One Wisconsin Institute: Second Protect Wisconsin’s Vote Summit Focuses on Registration Modernization, Voter Rights

Speakers Agree Wisconsin Can Do More to Protect the Right to Vote

MADISON, Wis. — Preserving voter rights, ensuring timely access to the polls and modernizing voter registration are critical to protecting democracy across Wisconsin was the consensus at the second annual Protect Wisconsin’s Vote Education Summit, held in the Madison Tuesday.

Hosted by the non-partisan, non-profit One Wisconsin Institute, the summit featured a broad coalition of voter rights advocates, including the League of Women Voters of Wisconsin, ACLU of Wisconsin, Citizen Action of Wisconsin Education Fund, the Election Protection Legal Committee and the Democracy Program of the Brennan Center for Justice.

Among the topics examined during the evening’s discussions were early voting and voter registration modernization, strengthening and protecting absentee balloting, accessibility to the polls, ex-offender re-enfranchisement, pitfalls of voter ID and benefits of preserving Election Day registration.

“In Wisconsin, we have a tradition of clean, fair and transparent elections with high voter turnout,” said Andrea Kaminski, League of Women Voters of Wisconsin Executive Director. “Efforts at reform should focus on increasing accessibility and participation. Any reforms that make voting less accessible, while attempting to fix problems that don’t exist, represent a net loss for democracy.”

Participants also emphasized the need to enforce existing voter rights laws, as well as modernize voter registration efforts to increase participation in all corners of the state. A number of voter registration laws, most which were designed in the 19th century are struggling to keep up with 21st century technology and modern elections.

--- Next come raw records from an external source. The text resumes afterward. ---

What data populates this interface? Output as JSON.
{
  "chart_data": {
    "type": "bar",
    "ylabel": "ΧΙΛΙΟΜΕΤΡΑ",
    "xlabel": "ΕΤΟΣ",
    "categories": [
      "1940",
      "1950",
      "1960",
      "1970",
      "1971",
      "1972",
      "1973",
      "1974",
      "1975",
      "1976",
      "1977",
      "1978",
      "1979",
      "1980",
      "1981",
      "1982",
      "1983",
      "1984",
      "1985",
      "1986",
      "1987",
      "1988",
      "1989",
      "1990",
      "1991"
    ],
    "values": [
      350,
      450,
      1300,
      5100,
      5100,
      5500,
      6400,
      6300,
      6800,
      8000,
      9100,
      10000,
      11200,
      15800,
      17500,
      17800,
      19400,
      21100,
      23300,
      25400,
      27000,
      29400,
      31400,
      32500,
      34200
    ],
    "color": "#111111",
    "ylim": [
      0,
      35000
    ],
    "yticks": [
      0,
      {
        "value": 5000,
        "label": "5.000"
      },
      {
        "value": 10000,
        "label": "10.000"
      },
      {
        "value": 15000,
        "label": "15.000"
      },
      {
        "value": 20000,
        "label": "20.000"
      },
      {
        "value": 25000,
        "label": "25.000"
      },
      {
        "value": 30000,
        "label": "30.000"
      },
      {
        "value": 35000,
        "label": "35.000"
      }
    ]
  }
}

“Election officials, experts and policy makers agree we deserve a modern voter registration system and that the time for reform is now,” said summit keynote speaker Adam Skaggs, Counsel in the Democracy Program at the Brennan Center for Justice. “Modernizing registration will leverage existing technologies to reduce burdens on voters, increase the accuracy and reliability of the voter rolls, reduce opportunities for fraud, and save taxpayers millions of dollars each year by increasing efficiency and dramatically reducing the costs of maintaining the voter registration system.”

Others emphasized the importance of voting and protecting communities against illegal voter suppression efforts, which have affected past elections.

“There is nothing more fundamental to democracy than the right to vote,” said Matt Brusky, Citizen Action of Wisconsin Education Fund Political Director. “Working to increase access to voting is essential to strengthening our democracy and expanding economic and social justice for all Americans.”

“In recent years millions of Americans, primarily those in minority communities, were denied their right to vote through a combination of illegal threats and intimidation, ineffective voter education, inadequately trained poll workers and voting machines that did not work,” said featured speaker and panelist Ann Jacobs, attorney with the Election Protection Legal Committee. “Our goal at Election Protection is to advocate to insure that all persons who are legally entitled to vote can do so safely, easily, and without obstruction.”

One piece of legislation now in the legislature would restore voting rights to ex-offenders who had served their time behind bars for felony crimes, but who because they remained on probation and parole, are unable to vote. Over 42,000 Wisconsinites are disenfranchised by the current law, including those who are working, paying taxes and raising families. Both voter rights advocates and law enforcement have supported the law change.

“National studies show that ex-offenders who vote re-offend at a rate of less than half the rate of those who do not vote,” said Renee Shavers Crawford, ACLU of Wisconsin Associate Director. “Voting is the act of a responsible citizen and as we reintegrate people into society, we need every tool we have to ensure our communities remain safe by encouraging responsible behavior such as casting a ballot.”

The evening also featured short films and provided attendees with information about becoming a non-partisan poll worker to assist local municipalities in administering fair and clean elections. One Wisconsin Institute also hosts a comprehensive, user-friendly website with information and resources for voters at

“The more people who vote, the more secure is our democracy,” said Scot Ross, One Wisconsin Institute Executive Director. “Laws which promote voter participation, such as no-excuse absentee balloting and Election Day registration must remain in place, while punitive efforts to limit voter participation like voter ID should remain off the statutes.”